The Chequered Wonder
Gharcholas are hand-woven wonders. They have a typical checked/ grid pattern, made with gold Zari. The zari may be a gleaming gold or an understated, antique gold. The well-known patterns of 12 squares called –bar bhagor 52 squares called - bavan bhag are typically formed on a gharchola. Other variations and permutations in checks, like 9 checks - are also used by weavers.
Each check is then tied and dyed to create wonderful bandhani patterns, which repeat themselves through the entire length of the saree.
The same small pattern or motif that’s used in one square is often repeated in every single block, through the Gharchola! Or the repetition is strategic – while a few blocks have bandhni dots, others have embroidered motifs.
Precious Handloom Weaves
Gharcholas were first woven in the Cambay or Khambat region in Gujarat. Woven using silk (fabric blend) and zari threads, they take a lot of time to be made. That is why this is an art that needs care and revival.
In the first step, the base fabric is woven using silk/ silk blend threads and Zari. The base of Gharchola that takes anywhere between a week to 12 days for weaving, depending upon the grid pattern/ size, is then processed further, as per the design to be used in each grid. Then either the zari motifs are woven, or bandhni process is carried out or the hand-embroidery is done.
The Resplendent Reds and Gorgeous Greens
Gharcholas are typically made in the sacred colours of red and green. While red is closely associated with weddings among Hindus, the color green signifies new life, growth fertility and prosperity.
You will find all possible shades of red in Gharcholas, ranging from deepest maroons to stark, sizzling reds. Sames goes with greens, though the deeper greens, bottle green and leaf green are the most used varieties.
Apart from these traditional colors, nowadays Gharcholas are also crafted in chic color combinations like pink and red, pink and green, pink and purple, green and yellow, red and yellow, red and mustard yellow, tangerine and red etc.
Apart from Bandhej, woven gold motifs, diamond and cut-dana embroidery and zari are also used to embellish the squares on a Gharchola.
To begin with, individual squares in Gharchola are decorated with dainty bandhani dots in vibrant reds and lovely whites. Post this, embroidery is done on the sarees. Semi-precious stones, sequins and shells are also used to embellish the border and pallu motifs.

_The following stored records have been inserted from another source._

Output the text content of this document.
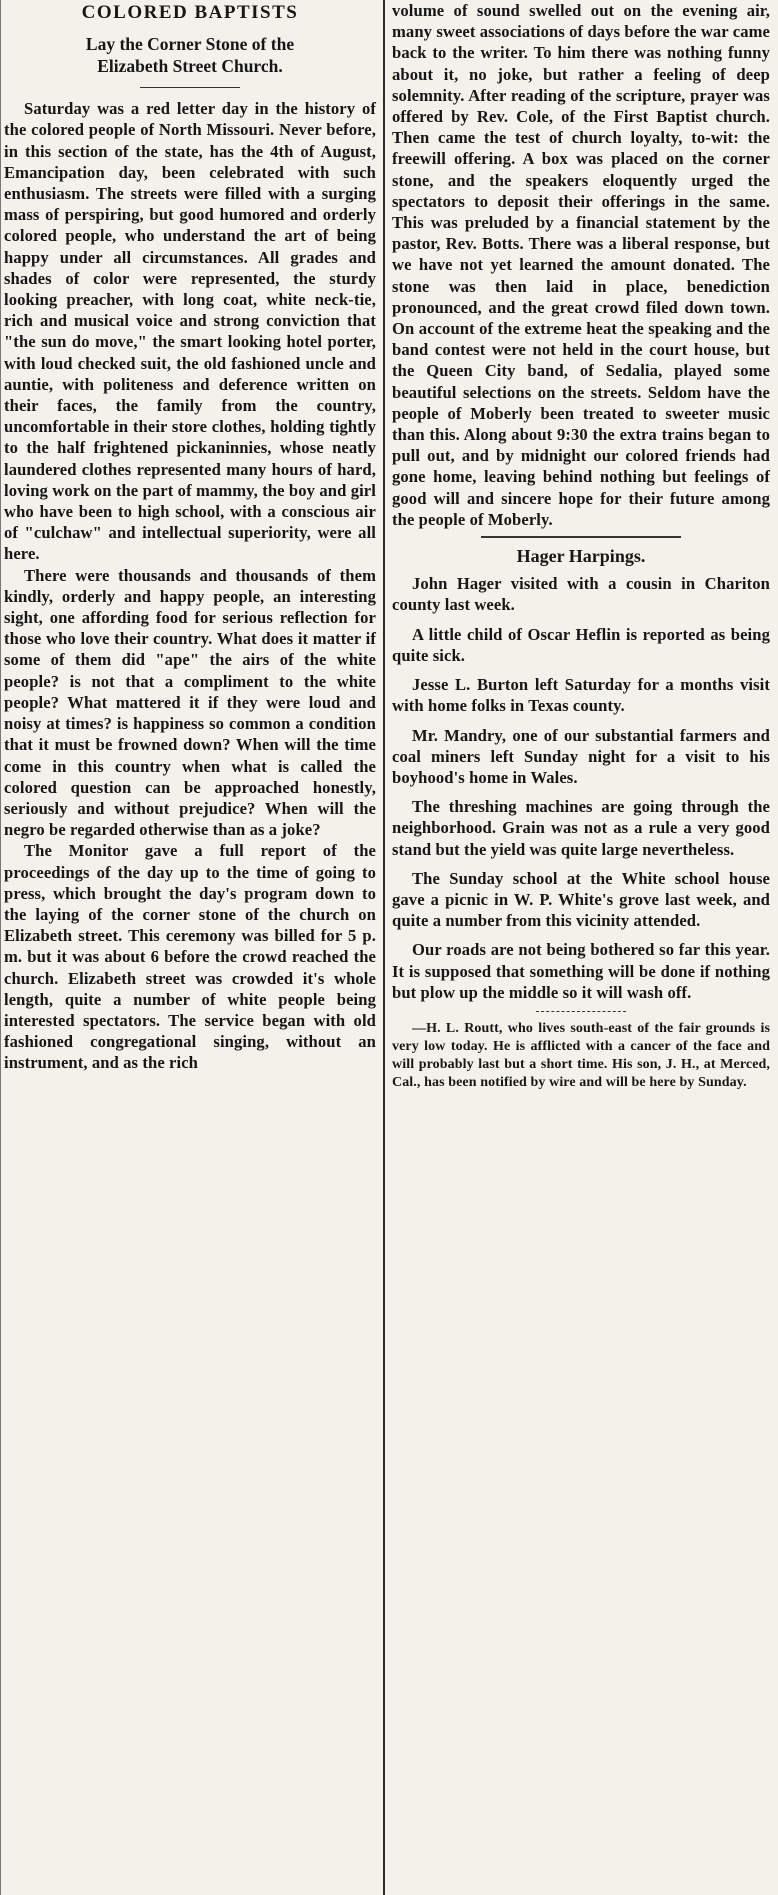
COLORED BAPTISTS
Lay the Corner Stone of the
Elizabeth Street Church.

Saturday was a red letter day in the history of the colored people of North Missouri. Never before, in this section of the state, has the 4th of August, Emancipation day, been celebrated with such enthusiasm. The streets were filled with a surging mass of perspiring, but good humored and orderly colored people, who understand the art of being happy under all circumstances. All grades and shades of color were represented, the sturdy looking preacher, with long coat, white neck-tie, rich and musical voice and strong conviction that "the sun do move," the smart looking hotel porter, with loud checked suit, the old fashioned uncle and auntie, with politeness and deference written on their faces, the family from the country, uncomfortable in their store clothes, holding tightly to the half frightened pickaninnies, whose neatly laundered clothes represented many hours of hard, loving work on the part of mammy, the boy and girl who have been to high school, with a conscious air of "culchaw" and intellectual superiority, were all here.

There were thousands and thousands of them kindly, orderly and happy people, an interesting sight, one affording food for serious reflection for those who love their country. What does it matter if some of them did "ape" the airs of the white people? is not that a compliment to the white people? What mattered it if they were loud and noisy at times? is happiness so common a condition that it must be frowned down? When will the time come in this country when what is called the colored question can be approached honestly, seriously and without prejudice? When will the negro be regarded otherwise than as a joke?

The Monitor gave a full report of the proceedings of the day up to the time of going to press, which brought the day's program down to the laying of the corner stone of the church on Elizabeth street. This ceremony was billed for 5 p. m. but it was about 6 before the crowd reached the church. Elizabeth street was crowded it's whole length, quite a number of white people being interested spectators. The service began with old fashioned congregational singing, without an instrument, and as the rich

volume of sound swelled out on the evening air, many sweet associations of days before the war came back to the writer. To him there was nothing funny about it, no joke, but rather a feeling of deep solemnity. After reading of the scripture, prayer was offered by Rev. Cole, of the First Baptist church. Then came the test of church loyalty, to-wit: the freewill offering. A box was placed on the corner stone, and the speakers eloquently urged the spectators to deposit their offerings in the same. This was preluded by a financial statement by the pastor, Rev. Botts. There was a liberal response, but we have not yet learned the amount donated. The stone was then laid in place, benediction pronounced, and the great crowd filed down town. On account of the extreme heat the speaking and the band contest were not held in the court house, but the Queen City band, of Sedalia, played some beautiful selections on the streets. Seldom have the people of Moberly been treated to sweeter music than this. Along about 9:30 the extra trains began to pull out, and by midnight our colored friends had gone home, leaving behind nothing but feelings of good will and sincere hope for their future among the people of Moberly.

Hager Harpings.

John Hager visited with a cousin in Chariton county last week.

A little child of Oscar Heflin is reported as being quite sick.

Jesse L. Burton left Saturday for a months visit with home folks in Texas county.

Mr. Mandry, one of our substantial farmers and coal miners left Sunday night for a visit to his boyhood's home in Wales.

The threshing machines are going through the neighborhood. Grain was not as a rule a very good stand but the yield was quite large nevertheless.

The Sunday school at the White school house gave a picnic in W. P. White's grove last week, and quite a number from this vicinity attended.

Our roads are not being bothered so far this year. It is supposed that something will be done if nothing but plow up the middle so it will wash off.

—H. L. Routt, who lives south-east of the fair grounds is very low today. He is afflicted with a cancer of the face and will probably last but a short time. His son, J. H., at Merced, Cal., has been notified by wire and will be here by Sunday.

Zari borders and Zari Pallus too are routinely used to embellish opulent and lustrous gharcholas.
Hand-made motifs of lotus, parrots, other birds, peacocks, elephants, human figurines, dots etc. are also made in these squares, on the borders and in the pallu of a Gharchola.
Phulawari – When the flora motifs - trees, leaves, flowers - pre-dominate the gharchola, the design is known as a Phulwari (Garden).
Shikari – Predominant fauna motifs on the Gharchola checks give the name Shikari(hunter) to the design. These designs depict jungles and hunting scenes. Human figures also appear in these patterns.
Apart from Khambat, Gharcholas are often made in the Jamnagar area of Gujarat. The water quality is considered suitable for the dying process of these silks, as reds are said to emerge extra vibrant in this water. Surat, Rajkot and Surendranagar district are other popular locations for Gharchola manufacturing.
Two kinds of silk threads are used for making these intricate weaves. The raw materials are procured from Banagalore (for silk) and Surat (for Zari).